Jesus, pemikirannya tidak terlepas (historical) dari ajaran jahudi, kondisi dan
lingkungan yahudi yang membentuk cara berpikirnya jesus. Ada perjanjian lama
yang tidak lebih dari historical ajaran yahudi dan ajaran-ajaran sebelumnya, dan
ada perjanjian baru hasil dialektika dari pemikiran jesus.

Lenin, pemikirannya didasarkan atas temuan science terutama darwin dan kemajuan
ilmu fisika pada abad 19, sehingga lahirlah konsep materialisme, karena dalam
ilmu fisika yang ada di alam jagad raya ini hanyalah merupakan gejala
fisis/materi saja. Dalam ilmu fisika tidak dikenal dengan yang namanya IMMATERI.

Dari ketiga pemikiran yang dianut oleh Pak Abbas, Pak Tawang, Pak Richan, dan
saya, tidak ada yang salah, dari semuanya adalah cuman masalah perspektive dari
masing-masing daripada kita.

Selanjutnya mari kita tengok tentang filsafat, atau bagaimana cara berpikir, dan
asal usul pemikiran.

Dalam ilmu filsafat, yang namanya pengetahuan itu adalah benar-benar tahu, tidak
ada sedikitpun keraguan dari ketahuannya, kalau ragu, maka secara filsafat
artinya gugur pengetahuannya. Dalam ilmu filsafat, pengetahuan itu merubah
keraguan menjadi kepastian dalam bentuk tahu. Artinya tahu benar-benar tahu,
bukan tahu asal sok tahu dan tahu-tahuan.

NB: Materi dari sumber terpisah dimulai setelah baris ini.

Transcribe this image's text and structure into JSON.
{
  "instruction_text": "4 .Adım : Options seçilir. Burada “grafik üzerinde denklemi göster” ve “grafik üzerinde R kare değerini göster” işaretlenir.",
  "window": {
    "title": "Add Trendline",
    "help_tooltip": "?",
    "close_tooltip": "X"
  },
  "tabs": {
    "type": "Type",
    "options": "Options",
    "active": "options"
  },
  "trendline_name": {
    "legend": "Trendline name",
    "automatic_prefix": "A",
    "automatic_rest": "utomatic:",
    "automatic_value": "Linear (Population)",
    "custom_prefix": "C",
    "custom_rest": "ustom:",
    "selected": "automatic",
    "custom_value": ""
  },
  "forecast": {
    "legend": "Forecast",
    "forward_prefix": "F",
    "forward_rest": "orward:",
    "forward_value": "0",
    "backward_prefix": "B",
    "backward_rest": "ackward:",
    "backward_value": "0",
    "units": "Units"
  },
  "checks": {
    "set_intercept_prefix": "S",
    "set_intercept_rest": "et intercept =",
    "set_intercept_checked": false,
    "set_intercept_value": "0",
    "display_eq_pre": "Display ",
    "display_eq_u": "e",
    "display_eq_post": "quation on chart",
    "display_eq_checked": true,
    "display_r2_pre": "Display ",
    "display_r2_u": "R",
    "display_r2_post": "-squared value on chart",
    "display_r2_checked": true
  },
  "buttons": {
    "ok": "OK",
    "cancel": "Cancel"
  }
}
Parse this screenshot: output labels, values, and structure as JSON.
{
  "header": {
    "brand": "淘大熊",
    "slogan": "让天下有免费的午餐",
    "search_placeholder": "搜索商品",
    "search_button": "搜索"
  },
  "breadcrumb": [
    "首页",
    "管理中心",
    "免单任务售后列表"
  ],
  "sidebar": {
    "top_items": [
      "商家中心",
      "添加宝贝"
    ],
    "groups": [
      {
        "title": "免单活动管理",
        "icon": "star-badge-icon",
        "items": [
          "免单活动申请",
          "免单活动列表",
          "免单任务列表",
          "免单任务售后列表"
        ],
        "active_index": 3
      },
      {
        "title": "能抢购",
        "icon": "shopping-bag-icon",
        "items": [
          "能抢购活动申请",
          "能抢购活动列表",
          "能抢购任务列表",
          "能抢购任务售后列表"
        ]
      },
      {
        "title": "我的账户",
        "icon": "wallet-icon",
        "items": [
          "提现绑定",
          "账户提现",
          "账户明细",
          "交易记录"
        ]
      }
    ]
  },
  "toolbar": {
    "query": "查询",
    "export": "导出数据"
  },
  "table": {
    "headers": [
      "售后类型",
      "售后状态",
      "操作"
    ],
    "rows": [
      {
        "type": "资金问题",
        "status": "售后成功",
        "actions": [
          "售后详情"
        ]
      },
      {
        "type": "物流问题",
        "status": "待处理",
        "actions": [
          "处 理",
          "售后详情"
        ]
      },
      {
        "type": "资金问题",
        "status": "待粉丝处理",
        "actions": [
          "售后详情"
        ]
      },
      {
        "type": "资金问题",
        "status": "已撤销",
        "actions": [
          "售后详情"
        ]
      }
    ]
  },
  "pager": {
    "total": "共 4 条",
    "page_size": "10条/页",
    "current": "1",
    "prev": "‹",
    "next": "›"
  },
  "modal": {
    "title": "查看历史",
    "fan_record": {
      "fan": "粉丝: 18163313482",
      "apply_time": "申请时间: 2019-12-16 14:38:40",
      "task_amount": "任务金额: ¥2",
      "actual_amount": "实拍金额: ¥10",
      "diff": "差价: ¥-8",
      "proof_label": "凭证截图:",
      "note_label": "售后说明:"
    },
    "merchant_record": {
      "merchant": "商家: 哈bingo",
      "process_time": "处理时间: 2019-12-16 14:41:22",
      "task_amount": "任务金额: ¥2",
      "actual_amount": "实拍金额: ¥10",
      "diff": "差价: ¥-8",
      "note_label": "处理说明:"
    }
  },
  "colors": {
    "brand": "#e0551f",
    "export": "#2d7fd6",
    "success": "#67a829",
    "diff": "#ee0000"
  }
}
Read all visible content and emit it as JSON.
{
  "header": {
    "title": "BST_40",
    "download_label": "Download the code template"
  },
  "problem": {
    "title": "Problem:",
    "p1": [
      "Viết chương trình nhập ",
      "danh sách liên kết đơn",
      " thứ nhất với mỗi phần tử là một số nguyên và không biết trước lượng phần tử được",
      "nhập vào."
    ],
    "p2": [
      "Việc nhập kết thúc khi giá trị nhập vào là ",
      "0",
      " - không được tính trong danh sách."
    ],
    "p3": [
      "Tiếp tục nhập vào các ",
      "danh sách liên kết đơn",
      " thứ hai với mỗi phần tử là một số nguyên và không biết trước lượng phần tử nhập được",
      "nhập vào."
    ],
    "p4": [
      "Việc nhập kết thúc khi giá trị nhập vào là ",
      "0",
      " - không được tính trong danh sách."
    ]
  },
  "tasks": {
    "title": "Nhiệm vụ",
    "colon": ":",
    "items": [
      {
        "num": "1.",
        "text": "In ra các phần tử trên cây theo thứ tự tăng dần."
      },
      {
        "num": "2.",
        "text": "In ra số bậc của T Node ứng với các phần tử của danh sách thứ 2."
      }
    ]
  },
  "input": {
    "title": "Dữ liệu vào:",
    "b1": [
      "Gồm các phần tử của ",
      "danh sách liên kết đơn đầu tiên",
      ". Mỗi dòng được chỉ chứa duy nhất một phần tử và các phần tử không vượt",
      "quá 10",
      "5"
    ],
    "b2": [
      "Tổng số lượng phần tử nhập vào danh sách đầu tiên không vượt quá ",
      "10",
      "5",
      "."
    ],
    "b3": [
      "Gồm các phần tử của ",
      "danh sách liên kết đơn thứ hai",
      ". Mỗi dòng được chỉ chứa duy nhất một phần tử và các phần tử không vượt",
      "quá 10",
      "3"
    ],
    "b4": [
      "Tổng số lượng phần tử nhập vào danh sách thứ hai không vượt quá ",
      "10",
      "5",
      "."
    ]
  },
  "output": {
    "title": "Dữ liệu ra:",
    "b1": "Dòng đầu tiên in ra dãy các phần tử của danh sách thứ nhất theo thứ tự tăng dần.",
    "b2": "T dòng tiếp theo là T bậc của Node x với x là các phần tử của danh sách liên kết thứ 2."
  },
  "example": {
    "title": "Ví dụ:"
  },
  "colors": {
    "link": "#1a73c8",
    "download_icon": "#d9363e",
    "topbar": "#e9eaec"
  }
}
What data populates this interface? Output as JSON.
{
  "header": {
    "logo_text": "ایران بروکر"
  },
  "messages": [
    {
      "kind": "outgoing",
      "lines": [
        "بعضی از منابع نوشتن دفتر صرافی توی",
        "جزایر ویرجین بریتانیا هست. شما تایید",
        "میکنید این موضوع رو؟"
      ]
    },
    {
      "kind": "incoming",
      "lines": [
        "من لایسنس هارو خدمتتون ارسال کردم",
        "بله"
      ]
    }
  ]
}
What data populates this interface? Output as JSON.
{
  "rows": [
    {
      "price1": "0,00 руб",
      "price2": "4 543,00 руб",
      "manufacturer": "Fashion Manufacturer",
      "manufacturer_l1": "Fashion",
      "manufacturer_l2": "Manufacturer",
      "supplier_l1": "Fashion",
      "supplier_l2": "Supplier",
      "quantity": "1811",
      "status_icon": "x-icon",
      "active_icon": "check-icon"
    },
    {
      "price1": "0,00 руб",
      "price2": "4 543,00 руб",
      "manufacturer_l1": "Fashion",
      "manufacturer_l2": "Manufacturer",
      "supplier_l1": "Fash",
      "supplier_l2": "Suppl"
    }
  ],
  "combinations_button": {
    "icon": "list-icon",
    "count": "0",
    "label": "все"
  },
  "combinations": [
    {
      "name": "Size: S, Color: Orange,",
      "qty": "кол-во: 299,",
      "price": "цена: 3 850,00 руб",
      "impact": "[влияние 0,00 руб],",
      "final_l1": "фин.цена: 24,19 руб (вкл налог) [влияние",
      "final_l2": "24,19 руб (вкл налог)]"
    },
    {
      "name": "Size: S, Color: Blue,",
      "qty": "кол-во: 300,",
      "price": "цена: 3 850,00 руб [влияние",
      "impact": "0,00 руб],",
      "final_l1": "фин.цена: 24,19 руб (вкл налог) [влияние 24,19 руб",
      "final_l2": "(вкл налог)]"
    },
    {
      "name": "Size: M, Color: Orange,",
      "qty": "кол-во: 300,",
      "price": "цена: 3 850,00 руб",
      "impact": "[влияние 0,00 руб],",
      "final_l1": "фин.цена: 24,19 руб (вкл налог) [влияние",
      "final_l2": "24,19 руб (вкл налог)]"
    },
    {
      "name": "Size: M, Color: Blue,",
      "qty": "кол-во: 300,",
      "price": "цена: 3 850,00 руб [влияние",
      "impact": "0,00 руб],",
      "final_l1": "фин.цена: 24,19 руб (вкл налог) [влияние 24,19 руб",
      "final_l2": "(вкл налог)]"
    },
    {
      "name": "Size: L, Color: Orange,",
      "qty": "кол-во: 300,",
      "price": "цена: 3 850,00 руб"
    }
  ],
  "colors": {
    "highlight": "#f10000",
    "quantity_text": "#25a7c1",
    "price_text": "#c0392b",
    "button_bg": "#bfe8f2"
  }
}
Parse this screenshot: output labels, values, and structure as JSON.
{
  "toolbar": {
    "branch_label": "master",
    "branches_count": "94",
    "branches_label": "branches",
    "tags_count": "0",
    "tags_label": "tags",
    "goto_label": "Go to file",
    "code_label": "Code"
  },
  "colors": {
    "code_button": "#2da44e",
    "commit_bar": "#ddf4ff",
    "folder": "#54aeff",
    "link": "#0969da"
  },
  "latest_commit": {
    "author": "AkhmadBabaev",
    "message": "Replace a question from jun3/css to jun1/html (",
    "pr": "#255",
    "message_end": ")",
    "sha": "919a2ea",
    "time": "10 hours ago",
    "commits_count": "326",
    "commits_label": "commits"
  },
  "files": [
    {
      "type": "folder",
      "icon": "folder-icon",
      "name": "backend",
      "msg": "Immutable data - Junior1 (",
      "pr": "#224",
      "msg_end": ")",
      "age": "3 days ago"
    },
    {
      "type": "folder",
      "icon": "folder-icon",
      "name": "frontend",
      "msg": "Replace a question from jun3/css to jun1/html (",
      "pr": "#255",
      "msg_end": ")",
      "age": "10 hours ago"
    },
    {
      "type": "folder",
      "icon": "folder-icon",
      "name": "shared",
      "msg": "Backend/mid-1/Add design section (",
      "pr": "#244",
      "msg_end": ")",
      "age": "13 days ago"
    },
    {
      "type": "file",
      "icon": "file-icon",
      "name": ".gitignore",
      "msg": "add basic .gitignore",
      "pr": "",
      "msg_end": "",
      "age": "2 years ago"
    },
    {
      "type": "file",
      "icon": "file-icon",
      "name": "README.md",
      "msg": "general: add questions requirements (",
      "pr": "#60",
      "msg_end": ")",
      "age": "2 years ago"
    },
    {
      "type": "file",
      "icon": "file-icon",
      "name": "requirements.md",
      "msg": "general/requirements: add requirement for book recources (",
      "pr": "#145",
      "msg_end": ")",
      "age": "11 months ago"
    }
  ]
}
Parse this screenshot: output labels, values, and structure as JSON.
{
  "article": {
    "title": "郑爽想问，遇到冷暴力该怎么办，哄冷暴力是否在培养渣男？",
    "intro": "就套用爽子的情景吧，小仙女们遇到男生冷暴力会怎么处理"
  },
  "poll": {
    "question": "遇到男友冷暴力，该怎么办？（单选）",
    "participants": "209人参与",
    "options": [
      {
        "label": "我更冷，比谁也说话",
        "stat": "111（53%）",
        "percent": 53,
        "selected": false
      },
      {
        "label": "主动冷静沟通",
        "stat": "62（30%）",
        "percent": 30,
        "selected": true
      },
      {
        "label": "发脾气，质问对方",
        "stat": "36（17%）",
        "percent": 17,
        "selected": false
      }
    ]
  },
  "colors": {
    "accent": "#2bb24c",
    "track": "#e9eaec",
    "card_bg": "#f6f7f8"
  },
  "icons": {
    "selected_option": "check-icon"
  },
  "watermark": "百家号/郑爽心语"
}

Selanjutnya dalam ilmu filsafat, PENGETAHUAN didapatkan dari dua hal
1. Logika untuk menalar kebenaran.
2. Proses-proses empiris dan pengalaman.

***

Ok, mari kita analisis dan balik kepada cara berpikir yang kita anut…

1. Mohammad itu bagaimana mendapatkan pengetahuannya terhadap Allah??? Secara
logika tidak mungkin, secara empiris juga tidak mungkin. Tidak pernah disebutkan
Mohammad itu bertemu Tuhan.
Demikian juga para pengikut Mohammad, apakah pernah secara logika membuktikan
Tuhan dan secara empiris pernah bertemu Tuhan. Kalau Pak Abbas dan Pak Tawang
mampu menjelaskan, tolong dijelaskan.
2. Demikian juga dengan Jesus, bagaimana mendapatkan pengetahuannya terhadap
Tuhan baik secara Logika dan Empiris??? Kalau Pak Richan mampu menjelaskan, maka
tolong dijelaskan.
3. Lenin menyusun filsafat materialisme berlandaskan ilmu fisika, biologinya
darwin, dan ilmu-ilmu pengetahuan lainnya. Ilmu fisika tentunya didapat melalui
Logika dan empiris. Didalam ilmu fisika perlu pembuktian berulang-ulang buat
menguji kebenaran. Materialisme itu adalah cara berpikir yang lahir dari adanya
ilmu pengetahuan terlebih dahulu, materialisme adalah cara berpikir yang
melandaskan dari kebenaran dan bukti-bukti yang disodorkan ilmu pengetahuan.